Manufacturing and processing accounted for 55.9 per cent ($5.61 billion) of the newly-registered capital, while real estate’s share was 23.5 per cent ($2.36 billion).
Singapore led among 74 countries and territories, pouring in $2.84 billion, or 28.3 per cent of the new capital.
China followed with 42.27 billion, Sweden added $1 billion, and traditional partners like Japan, Taiwan, and Hong Kong also kept the cash flowing.
Combining new and adjusted-capital, manufacturing and processing ruled with $12.12 billion, or 60.6 per cent of the total FDI, followed by real estate at $4.95 billion, equivalent to 24.7 per cent.
Share purchases and capital contributions jumped 61 per cent YoY to $4.07 billion via 1,982 transactions, targeting manufacturing (39.3 per cent) and professional, scientific, and technological activities (20.3 per cent).

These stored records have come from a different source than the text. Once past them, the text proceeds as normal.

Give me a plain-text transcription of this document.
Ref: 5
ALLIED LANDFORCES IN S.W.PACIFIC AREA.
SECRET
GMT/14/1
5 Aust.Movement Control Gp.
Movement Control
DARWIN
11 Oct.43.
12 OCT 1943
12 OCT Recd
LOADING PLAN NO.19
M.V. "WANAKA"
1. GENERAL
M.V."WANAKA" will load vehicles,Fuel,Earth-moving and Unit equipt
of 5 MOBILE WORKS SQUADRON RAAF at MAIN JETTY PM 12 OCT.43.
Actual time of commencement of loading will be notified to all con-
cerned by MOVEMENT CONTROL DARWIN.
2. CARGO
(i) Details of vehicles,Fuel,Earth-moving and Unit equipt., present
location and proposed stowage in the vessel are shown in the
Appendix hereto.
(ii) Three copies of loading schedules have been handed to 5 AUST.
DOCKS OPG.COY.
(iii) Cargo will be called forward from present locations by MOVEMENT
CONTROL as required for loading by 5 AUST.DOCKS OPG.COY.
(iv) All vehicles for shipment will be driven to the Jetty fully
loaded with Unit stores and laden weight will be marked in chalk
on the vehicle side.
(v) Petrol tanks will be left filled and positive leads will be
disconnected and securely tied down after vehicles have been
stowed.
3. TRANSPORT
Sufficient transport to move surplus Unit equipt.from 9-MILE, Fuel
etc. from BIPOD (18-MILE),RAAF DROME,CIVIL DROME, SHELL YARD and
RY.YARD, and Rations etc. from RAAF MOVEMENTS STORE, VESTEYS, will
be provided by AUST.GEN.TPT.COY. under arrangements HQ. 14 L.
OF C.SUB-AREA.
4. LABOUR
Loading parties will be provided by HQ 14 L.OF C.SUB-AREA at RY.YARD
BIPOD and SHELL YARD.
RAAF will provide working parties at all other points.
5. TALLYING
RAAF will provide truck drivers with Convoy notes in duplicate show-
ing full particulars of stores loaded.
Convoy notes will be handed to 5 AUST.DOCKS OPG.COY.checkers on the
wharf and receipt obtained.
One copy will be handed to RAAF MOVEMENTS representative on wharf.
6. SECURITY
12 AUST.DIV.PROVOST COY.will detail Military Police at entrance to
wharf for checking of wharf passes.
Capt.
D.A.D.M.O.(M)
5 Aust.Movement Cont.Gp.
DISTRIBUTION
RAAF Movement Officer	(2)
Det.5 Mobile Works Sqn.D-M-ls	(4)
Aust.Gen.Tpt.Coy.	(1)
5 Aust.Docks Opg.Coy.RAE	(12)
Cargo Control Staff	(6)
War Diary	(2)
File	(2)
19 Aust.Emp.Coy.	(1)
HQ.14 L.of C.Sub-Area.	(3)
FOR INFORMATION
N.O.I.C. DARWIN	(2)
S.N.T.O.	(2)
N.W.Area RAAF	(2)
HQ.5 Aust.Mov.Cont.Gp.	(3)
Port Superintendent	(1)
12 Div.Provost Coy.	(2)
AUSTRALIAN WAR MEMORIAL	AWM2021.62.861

The country disbursed $13.6 billion in FDI, up by 8.4 per cent and marking the biggest seven-month sum in five years.
Vietnam’s outward investment rose by over 200 per cent to $398.9 million during the period. Total overseas investment, including newly-registered and adjusted capital, hit $528.5 million, a 3.5-fold leap YoY.
Laos was the biggest recipient of Vietnamese investment, attracting $150.3 million (28.4 per cent), followed by the Philippines and Indonesia.